Russia on Wednesday said that it would expel two journalists from Germany's ARD national network in a like for like move after a Russian state broadcaster reported that its journalists had been ordered to leave Berlin, AFP reports.
Germany denied closing the Russian channel's bureau, however, and said it would reject ARD journalists being expelled "in the strongest possible terms".
Russian state-controlled media has faced broadcast bans and other restrictions since Moscow launched its Ukraine offensive, accused by Western regulators of spreading disinformation. Moscow has responded with what it calls tit for tat measures.
ARD said that its two employees were told to hand over accreditations by December 16, saying that this "marks a new low point in relations with Russia" where "pressure on Western journalists... has continued to increase" since Russia began its Ukraine offensive in February 2022.
"We have to adopt retaliatory measures towards journalists of the Moscow office of ARD," Russian foreign ministry spokeswoman Maria Zakharova said at a briefing.
She named the two ARD journalists who have to leave Moscow and give up their accreditations as correspondent Frank Aischmann and cameraman Sven Feller.
This came after Russian state broadcaster Channel One reported that its correspondent and cameraman working in Berlin had been ordered to leave, with a newsreader saying authorities are "closing the German bureau".
Zakharova said Moscow's ban on journalists was "in response to the ban by German authorities on Channel One correspondents staying and working in Germany".

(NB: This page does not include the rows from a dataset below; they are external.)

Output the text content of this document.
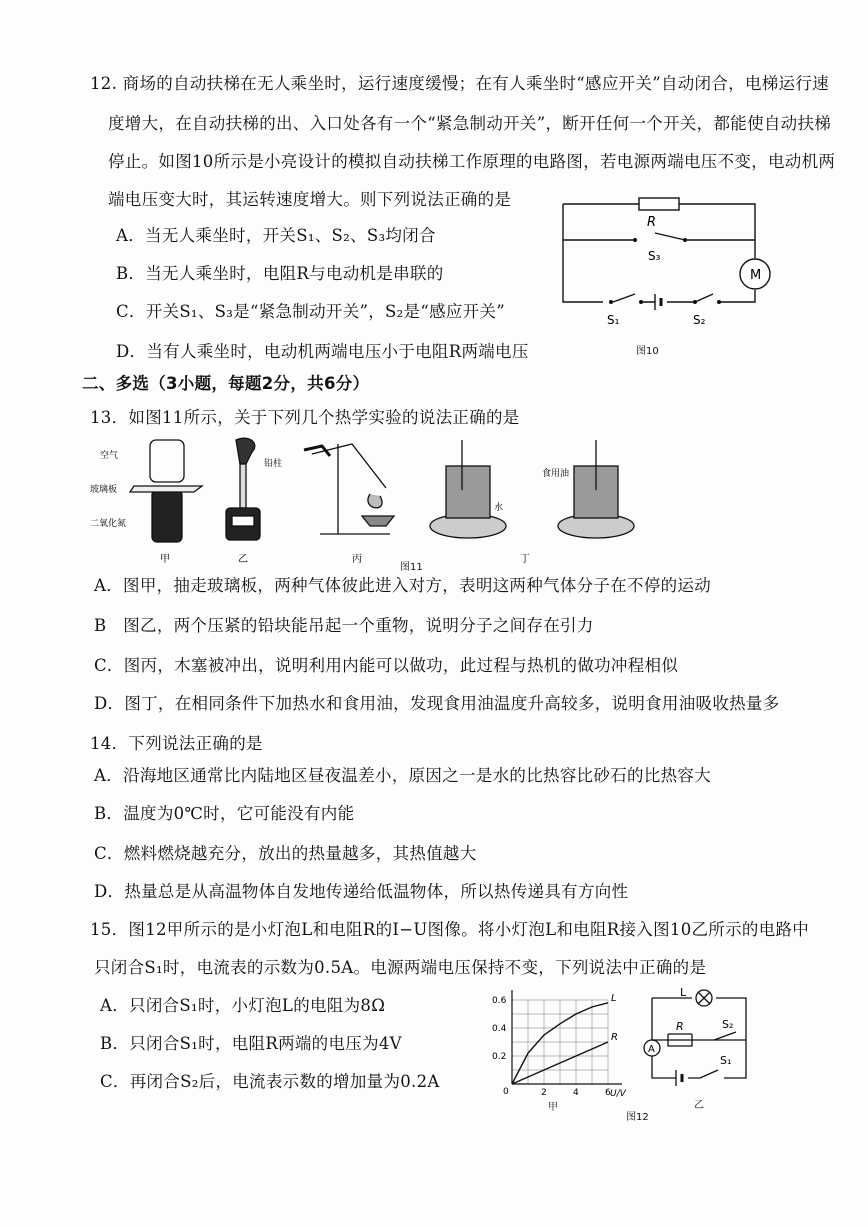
12. 商场的自动扶梯在无人乘坐时，运行速度缓慢；在有人乘坐时“感应开关”自动闭合，电梯运行速
度增大，在自动扶梯的出、入口处各有一个“紧急制动开关”，断开任何一个开关，都能使自动扶梯
停止。如图10所示是小亮设计的模拟自动扶梯工作原理的电路图，若电源两端电压不变，电动机两
端电压变大时，其运转速度增大。则下列说法正确的是
A．当无人乘坐时，开关S₁、S₂、S₃均闭合
B．当无人乘坐时，电阻R与电动机是串联的
C．开关S₁、S₃是“紧急制动开关”，S₂是“感应开关”
D．当有人乘坐时，电动机两端电压小于电阻R两端电压
R
S₃
M
S₁	S₂
图10
二、多选（3小题，每题2分，共6分）
13．如图11所示，关于下列几个热学实验的说法正确的是
空气
玻璃板
二氧化氮
甲
铅柱
乙	丙
水
食用油
丁
图11
A．图甲，抽走玻璃板，两种气体彼此进入对方，表明这两种气体分子在不停的运动
B　图乙，两个压紧的铅块能吊起一个重物，说明分子之间存在引力
C．图丙，木塞被冲出，说明利用内能可以做功，此过程与热机的做功冲程相似
D．图丁，在相同条件下加热水和食用油，发现食用油温度升高较多，说明食用油吸收热量多
14．下列说法正确的是
A．沿海地区通常比内陆地区昼夜温差小，原因之一是水的比热容比砂石的比热容大
B．温度为0℃时，它可能没有内能
C．燃料燃烧越充分，放出的热量越多，其热值越大
D．热量总是从高温物体自发地传递给低温物体，所以热传递具有方向性
15．图12甲所示的是小灯泡L和电阻R的I−U图像。将小灯泡L和电阻R接入图10乙所示的电路中
只闭合S₁时，电流表的示数为0.5A。电源两端电压保持不变，下列说法中正确的是
A．只闭合S₁时，小灯泡L的电阻为8Ω
B．只闭合S₁时，电阻R两端的电压为4V
C．再闭合S₂后，电流表示数的增加量为0.2A
L
R
2	4	6
0.2
0.4
0.6
0	U/V
L
R	S₂
A
S₁
甲
图12
乙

She called this "the latest unfriendly actions by Berlin towards Russian media".
Zakharova said Russia would only consider accrediting new ARD correspondents if Germany creates the right conditions for Russian journalists and allows Channel One's Berlin bureau to fully restart its work.
Germany denied as "false" the claim that it had shut Channel One's German bureau, however.
German foreign ministry spokesman Christian Wagner said that Germany would reject any attempt to expel its journalists from Russia "in the strongest possible terms".
He also denied the Russian reports that its TV bureau and journalists were being sanctioned.
The "federal government has not closed the office of this broadcaster," he said, stressing that Russian journalists "can report freely" in Germany, although he did not make clear whether the two Russian journalists had to leave.